In production, when the plastic melt is injected into the mold cavity under high temperature and high pressure and molded under pressure, when the temperature drops, the melt cools and solidifies into a plastic part. The size of the plastic part is smaller than the size of the mold cavity, which is called shrink. The main reasons for shrinkage are as follows.
In plastic manufacturing, the cross-sectional dimensions of different mold gates are different. Large gates help increase cavity pressure, extend gate closing time, and facilitate more melt flow into the cavity, so the density of the plastic parts is also greater, thereby reducing the shrinkage rate, otherwise it will increase the shrinkage rate.
Changes in chemical structure during plastic manufacturing. Some plastics change their chemical structure during the molding process. For example, in thermosetting plastics, the resin molecule changes from a linear structure to a body-like structure. The volume of the body-like structure is greater than that of the linear structure, so its total volume shrinks and shrinks.

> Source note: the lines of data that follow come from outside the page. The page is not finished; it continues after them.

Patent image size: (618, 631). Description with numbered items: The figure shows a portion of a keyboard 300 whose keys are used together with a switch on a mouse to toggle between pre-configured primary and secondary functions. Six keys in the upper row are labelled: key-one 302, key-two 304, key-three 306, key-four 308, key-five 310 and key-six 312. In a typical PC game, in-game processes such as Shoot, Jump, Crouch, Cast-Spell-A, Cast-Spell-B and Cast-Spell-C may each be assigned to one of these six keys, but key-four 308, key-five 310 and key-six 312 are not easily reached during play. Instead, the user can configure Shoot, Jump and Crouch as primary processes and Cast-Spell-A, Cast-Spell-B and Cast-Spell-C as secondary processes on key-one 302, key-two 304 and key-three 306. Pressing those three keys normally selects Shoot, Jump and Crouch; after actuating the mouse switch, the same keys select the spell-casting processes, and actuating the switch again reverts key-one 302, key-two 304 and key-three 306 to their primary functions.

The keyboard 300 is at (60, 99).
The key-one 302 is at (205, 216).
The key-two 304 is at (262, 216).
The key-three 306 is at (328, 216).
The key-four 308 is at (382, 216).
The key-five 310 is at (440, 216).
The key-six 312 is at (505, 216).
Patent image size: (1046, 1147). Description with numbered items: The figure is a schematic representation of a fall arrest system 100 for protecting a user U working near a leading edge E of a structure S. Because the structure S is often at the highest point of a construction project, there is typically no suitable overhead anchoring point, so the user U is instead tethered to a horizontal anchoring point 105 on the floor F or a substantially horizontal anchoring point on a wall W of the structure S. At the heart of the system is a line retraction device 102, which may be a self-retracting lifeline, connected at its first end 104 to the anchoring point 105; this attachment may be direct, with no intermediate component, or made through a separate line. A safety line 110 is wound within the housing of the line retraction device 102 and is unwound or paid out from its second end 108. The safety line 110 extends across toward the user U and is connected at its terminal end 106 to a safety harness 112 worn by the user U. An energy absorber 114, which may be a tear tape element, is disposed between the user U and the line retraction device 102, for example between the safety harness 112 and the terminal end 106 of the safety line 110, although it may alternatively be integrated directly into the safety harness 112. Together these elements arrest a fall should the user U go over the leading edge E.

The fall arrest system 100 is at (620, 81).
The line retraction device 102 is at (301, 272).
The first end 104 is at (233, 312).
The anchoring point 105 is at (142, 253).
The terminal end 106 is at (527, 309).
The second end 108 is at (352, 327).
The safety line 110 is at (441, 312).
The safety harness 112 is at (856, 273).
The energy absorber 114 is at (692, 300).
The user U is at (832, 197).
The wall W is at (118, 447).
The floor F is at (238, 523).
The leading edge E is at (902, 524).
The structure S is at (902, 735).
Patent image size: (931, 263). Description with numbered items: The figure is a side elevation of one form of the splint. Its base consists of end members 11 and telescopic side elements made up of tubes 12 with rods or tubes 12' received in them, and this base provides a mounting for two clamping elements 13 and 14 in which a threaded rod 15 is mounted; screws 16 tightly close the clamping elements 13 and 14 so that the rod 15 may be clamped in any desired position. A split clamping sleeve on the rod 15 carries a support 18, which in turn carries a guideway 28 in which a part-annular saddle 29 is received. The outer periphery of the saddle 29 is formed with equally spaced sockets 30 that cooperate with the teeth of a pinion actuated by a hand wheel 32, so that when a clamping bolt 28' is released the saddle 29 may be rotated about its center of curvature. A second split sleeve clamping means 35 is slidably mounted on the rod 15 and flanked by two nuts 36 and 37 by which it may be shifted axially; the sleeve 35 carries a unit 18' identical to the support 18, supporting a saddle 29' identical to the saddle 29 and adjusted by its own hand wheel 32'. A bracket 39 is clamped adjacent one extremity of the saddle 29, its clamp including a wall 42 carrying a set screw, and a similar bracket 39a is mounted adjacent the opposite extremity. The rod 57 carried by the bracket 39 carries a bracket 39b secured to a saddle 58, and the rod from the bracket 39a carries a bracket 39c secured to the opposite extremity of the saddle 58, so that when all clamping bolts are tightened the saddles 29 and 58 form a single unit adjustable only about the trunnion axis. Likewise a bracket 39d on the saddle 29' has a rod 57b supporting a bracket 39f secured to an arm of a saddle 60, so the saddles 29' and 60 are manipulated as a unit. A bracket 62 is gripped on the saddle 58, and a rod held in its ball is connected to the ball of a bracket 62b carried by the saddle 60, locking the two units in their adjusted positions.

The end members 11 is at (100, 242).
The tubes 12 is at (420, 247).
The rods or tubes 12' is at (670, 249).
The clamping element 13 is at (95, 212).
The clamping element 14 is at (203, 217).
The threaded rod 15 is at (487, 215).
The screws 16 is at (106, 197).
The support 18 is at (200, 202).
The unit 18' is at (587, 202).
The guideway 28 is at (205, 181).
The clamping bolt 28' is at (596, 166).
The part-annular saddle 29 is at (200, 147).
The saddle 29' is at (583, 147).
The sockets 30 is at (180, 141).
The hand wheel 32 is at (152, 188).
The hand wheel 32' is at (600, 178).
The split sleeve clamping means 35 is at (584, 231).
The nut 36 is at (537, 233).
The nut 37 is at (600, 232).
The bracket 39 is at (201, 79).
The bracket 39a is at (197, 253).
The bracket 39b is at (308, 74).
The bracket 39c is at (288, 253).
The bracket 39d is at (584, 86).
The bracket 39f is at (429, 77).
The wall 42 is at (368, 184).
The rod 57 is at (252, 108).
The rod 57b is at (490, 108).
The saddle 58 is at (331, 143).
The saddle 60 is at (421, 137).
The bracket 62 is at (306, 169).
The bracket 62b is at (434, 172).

Thin-walled plastic parts with uniform wall thickness cool faster in the mold cavity, and the shrinkage rate tends to be the smallest after demolding. The longer the time for a thick plastic part with the same wall thickness to cool in the cavity, the greater the shrinkage after demolding. If the thickness of plastic parts is different, there will be a certain degree of shrinkage after demolding. In the case of such a sudden change in wall thickness, the shrinkage rate will also undergo a sudden change, resulting in greater internal stress.
Changes in residual stress. When plastic parts are molded, due to the influence of molding pressure and shear force, anisotropy, uneven mixing of additives and mold temperature, there are residual stresses in the molded plastic parts, and the residual stresses will gradually decrease and redistribute, resulting in plastic parts The re-shrinkage is generally called post-shrinkage.